Pastor Francine A. Brookins Elected 141st Bishop of AME Church
By Dianne Anderson
With plans on pause for now through COVID-19 until parts of Africa reopen their borders, Bishop Francine Brookins is watching from afar, waiting and praying.
Trying to make her way to take over leadership without being able to step foot in the four countries that she has been tasked with overseeing is the first challenge.
“Getting to know the work, to know the people, to know the needs – all of that is forming,” said Bishop Brookins, recently elected as 141st Bishop of the African Methodist Episcopal Church.
Brookins, who was the pastor of Bethel AME Church in Fontana for 12 years, was elected Bishop in July with her assignment to the 18th Episcopal District responsibilities covering the four African countries of Lesotho, Mozambique, Eswatini (Swaziland), Botswana.
Just managing the stress of what they are facing daily in Eswatini and Mozambique is more heartbreaking than anyone can imagine, she said. Children are dying and the population doesn’t have access to the most meager basics to sustain them.
“You have civil unrest going on. You have literally dead bodies in the streets, and we don’t know if they’re dead because someone shot them or because of COVID. You have a great need,” she said. “Just the infrastructure in many places are challenged.”
In those countries, she will oversee the work of the AME church, assigning pastors and the presiding elders.
Realizing the level of extreme devastation there, she said it is hard to watch how people in the U.S. so easily throw away resources, like access to the COVID vaccine. In Africa, death and dying are everywhere because of its limited supply.
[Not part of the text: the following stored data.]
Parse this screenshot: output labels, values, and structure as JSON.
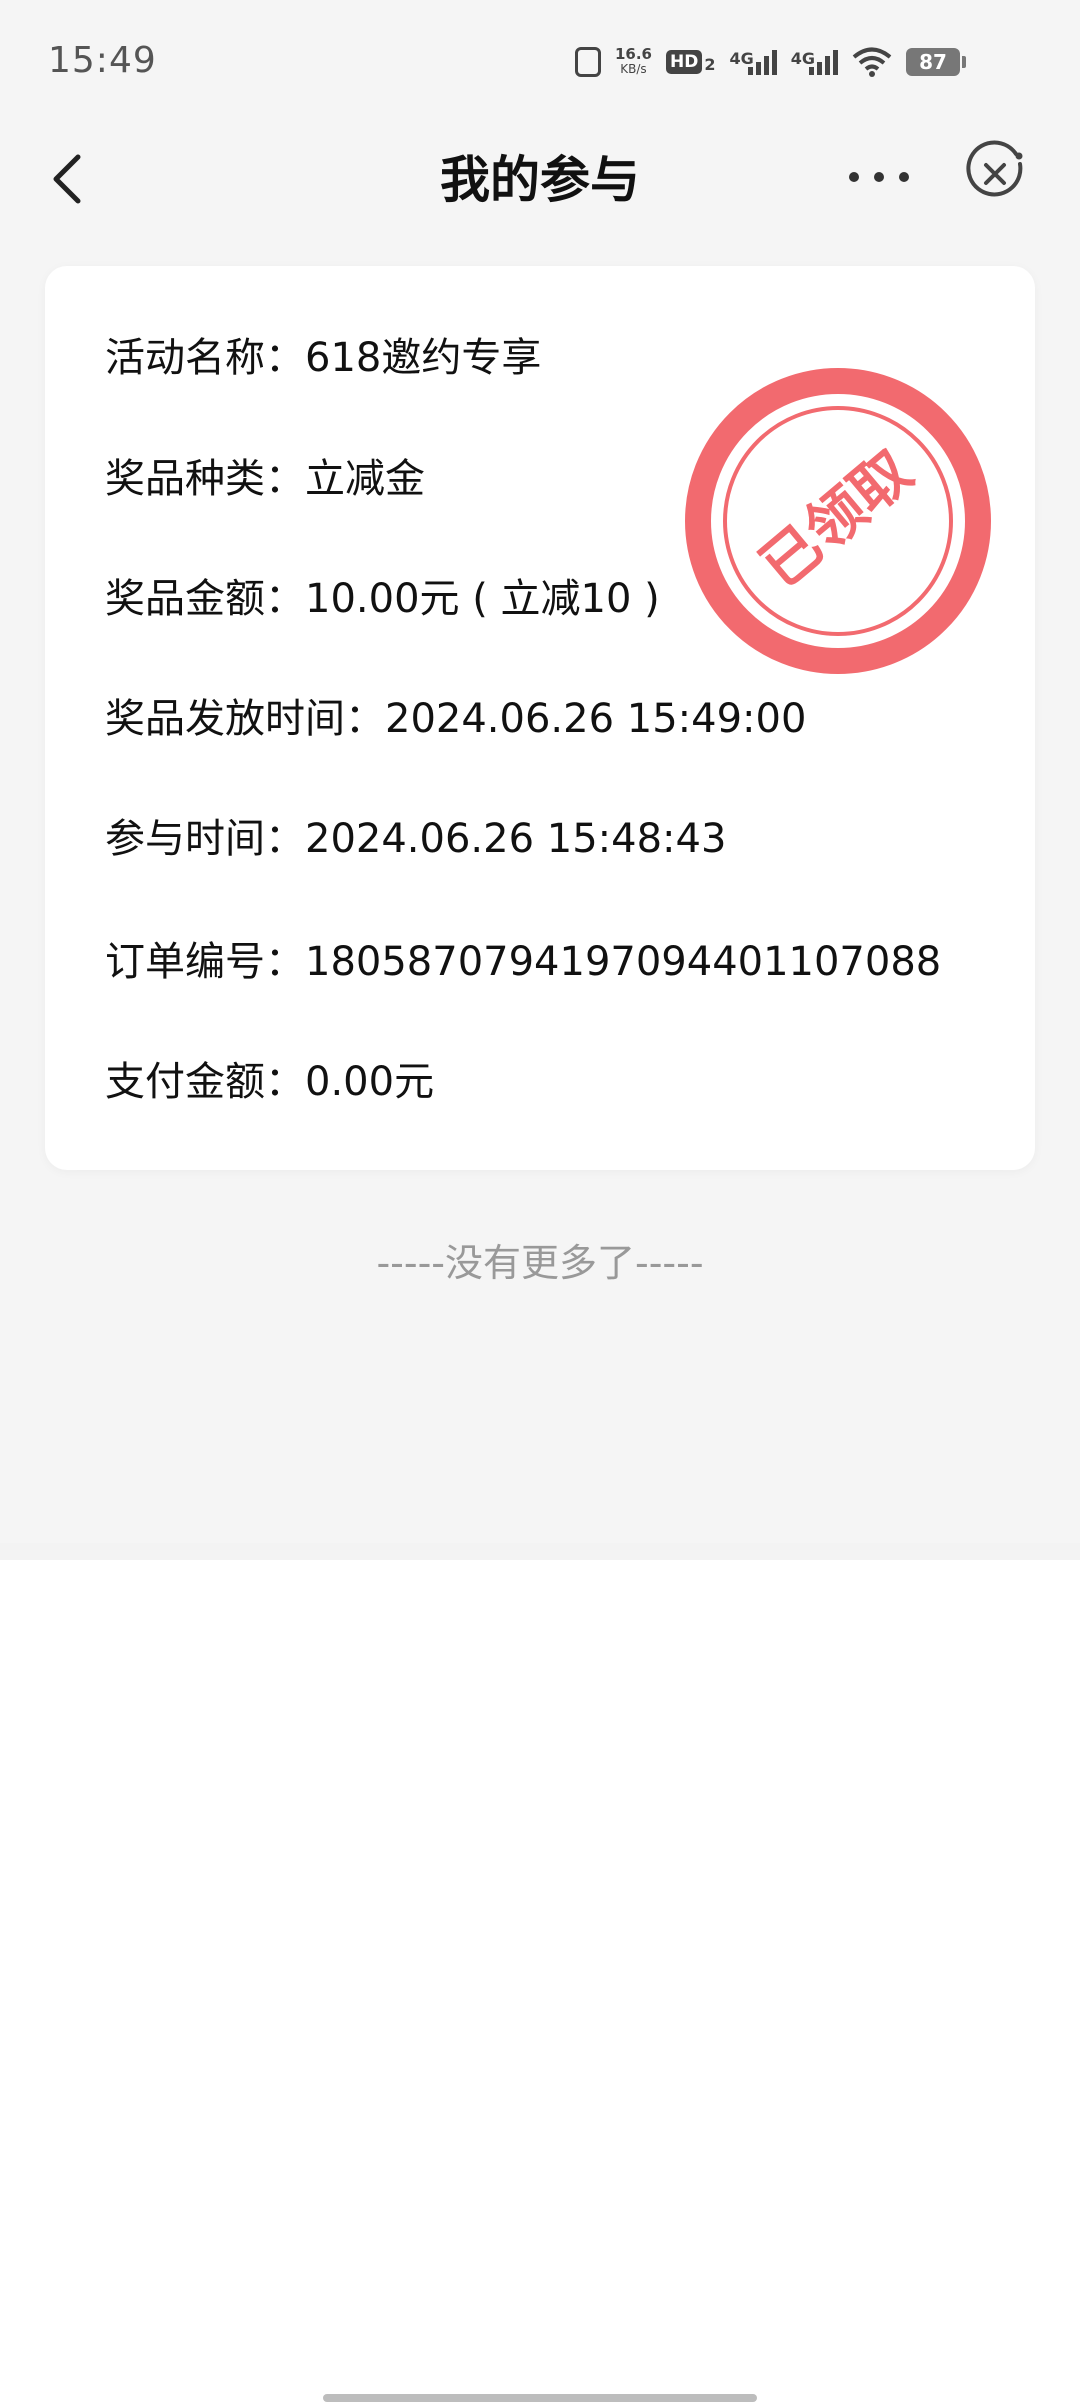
{
  "status_bar": {
    "time": "15:49",
    "speed_value": "16.6",
    "speed_unit": "KB/s",
    "hd_label": "HD",
    "hd_sub": "2",
    "net1": "4G",
    "net2": "4G",
    "battery": "87"
  },
  "nav": {
    "title": "我的参与"
  },
  "record": {
    "fields": [
      {
        "label": "活动名称：",
        "value": "618邀约专享"
      },
      {
        "label": "奖品种类：",
        "value": "立减金"
      },
      {
        "label": "奖品金额：",
        "value": "10.00元 ( 立减10 )"
      },
      {
        "label": "奖品发放时间：",
        "value": "2024.06.26 15:49:00"
      },
      {
        "label": "参与时间：",
        "value": "2024.06.26 15:48:43"
      },
      {
        "label": "订单编号：",
        "value": "1805870794197094401107088"
      },
      {
        "label": "支付金额：",
        "value": "0.00元"
      }
    ],
    "stamp_text": "已领取",
    "stamp_color": "#f05a60"
  },
  "footer_text": "-----没有更多了-----"
}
Even internet access to church services would be a great blessing, but they can’t attend church via Zoom.
At the same time, she said they are some of the most faith-filled people on the planet. She plans to do everything she can to get vaccines, increased internet access, and whatever kind of mental health care she can provide through monthly Zoom meetings for those that can get online.
“It’s less than 1% of the people that I’m serving [in Africa] are vaccinated. They talk about being shut down. My building in Fontana was shut down for a year and a half, and we were solely on Zoom with no gatherings,” she said.
They can’t do that in Mozambique because there is no internet access, she said.
AME is a worldwide denomination with the Bishops in charge of episcopal districts, of which there are 20. Within the Episcopal districts, they have presiding elders and pastors of the churches, and Bishops are responsible for assigning all pastors and presiding elders each year to the places where they will go.
The process is tightly and highly structured. She ran for nine years to be elected to her position.
“Jimmy Carter said that he learned about politics in the AME church. It’s very political,” she said.
Probably one of the most interesting aspects of her journey is that she is one of only five women ever elected Bishop in the AME Church. As the oldest Black denomination, she said AME has been a model of equity on the front lines of justice, but there are only one or two women bishops at any given time.
Bishop Vashti Murphy McKenzie was the first woman elected in 2000, but retired at the denomination’s General Conference in July.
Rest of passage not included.